The relationship between serum MOTS-c level and CD4+ glycoATP or mitoATP were evaluated (n=5 from each group). Serum MOTS-c showed (E) negative correlation with CD4+ glycoATP (r=−0.75, P=0.016), whereas (F) positive correlation with CD4+ mitoATP (r=0.67, P=0.041). Relationships were evaluated by Spearman correlation coefficient (r).

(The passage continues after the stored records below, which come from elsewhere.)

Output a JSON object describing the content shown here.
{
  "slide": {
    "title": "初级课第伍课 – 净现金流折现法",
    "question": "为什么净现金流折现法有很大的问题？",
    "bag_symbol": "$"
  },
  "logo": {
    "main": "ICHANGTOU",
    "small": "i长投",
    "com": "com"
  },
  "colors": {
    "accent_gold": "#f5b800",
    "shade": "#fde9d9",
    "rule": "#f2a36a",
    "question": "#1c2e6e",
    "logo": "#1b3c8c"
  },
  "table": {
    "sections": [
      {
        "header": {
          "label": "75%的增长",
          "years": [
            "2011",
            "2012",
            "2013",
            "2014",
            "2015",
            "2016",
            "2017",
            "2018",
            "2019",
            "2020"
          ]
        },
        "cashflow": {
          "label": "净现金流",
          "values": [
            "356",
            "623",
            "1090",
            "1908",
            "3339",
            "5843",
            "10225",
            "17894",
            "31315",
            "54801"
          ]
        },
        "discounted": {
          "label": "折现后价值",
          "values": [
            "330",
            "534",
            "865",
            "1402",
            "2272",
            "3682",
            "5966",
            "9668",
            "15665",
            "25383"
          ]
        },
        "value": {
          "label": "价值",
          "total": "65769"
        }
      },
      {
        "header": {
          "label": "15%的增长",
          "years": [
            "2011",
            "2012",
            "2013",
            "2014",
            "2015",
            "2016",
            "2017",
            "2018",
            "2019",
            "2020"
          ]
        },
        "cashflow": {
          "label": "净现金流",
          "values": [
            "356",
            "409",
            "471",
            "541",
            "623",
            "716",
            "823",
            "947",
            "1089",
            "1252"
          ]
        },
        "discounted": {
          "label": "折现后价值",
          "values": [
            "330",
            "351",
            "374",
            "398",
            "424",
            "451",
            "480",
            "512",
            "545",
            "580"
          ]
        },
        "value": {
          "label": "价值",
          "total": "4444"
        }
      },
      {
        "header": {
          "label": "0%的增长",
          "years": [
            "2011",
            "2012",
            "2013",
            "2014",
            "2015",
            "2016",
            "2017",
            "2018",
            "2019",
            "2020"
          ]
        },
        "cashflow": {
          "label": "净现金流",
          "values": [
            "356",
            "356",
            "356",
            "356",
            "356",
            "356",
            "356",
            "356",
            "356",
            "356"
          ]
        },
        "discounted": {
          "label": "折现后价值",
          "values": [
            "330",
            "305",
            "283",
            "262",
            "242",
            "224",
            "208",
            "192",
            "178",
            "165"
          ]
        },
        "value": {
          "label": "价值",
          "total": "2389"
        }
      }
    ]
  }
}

For the real-time human T cell activation, T1D patients and healthy controls (HC) (G) CD4+ T cells were analyzed by XFe96 Seahorse analyzer (n=5). T cells were activated with human αCD3 (4 μg/ml) and αCD28 (20 μg/ml) in the presence or absence of MOTS-c (10 μM); two-way ANOVA, **p<0.01.

Discussion

In this study, we have evaluated the role of MOTS-c in regulating splenic T cells to prevent autoimmune diabetes. MOTS-c altered CD4+ T cell subsets by enriching FOXP3+ Treg while suppressing IFNγ+ TH1 cells. Notably, the discovery of MOTS-c was strongly influenced by prior work that demonstrated considerably expression of transcripts from the mitochondrial rRNA loci under interferon-inducing conditions(Tsuzuki et al., 1983). MOTS-c broadly inhibited the expression of IFN-related genes, including interferon regulatory factors (IRFs) and interferon-stimulated response element (ISRE)(Kim et al., 2018a), indicating a feedback regulation between IFN and MOTS-c. The effect of MOTS-c on autoimmune tolerance may not be limited to T1D as Treg cells are highly involved in multiple autoimmune diseases, such as multiple sclerosis, rheumatoid arthritis, and Graves’ disease, which needs further investigation.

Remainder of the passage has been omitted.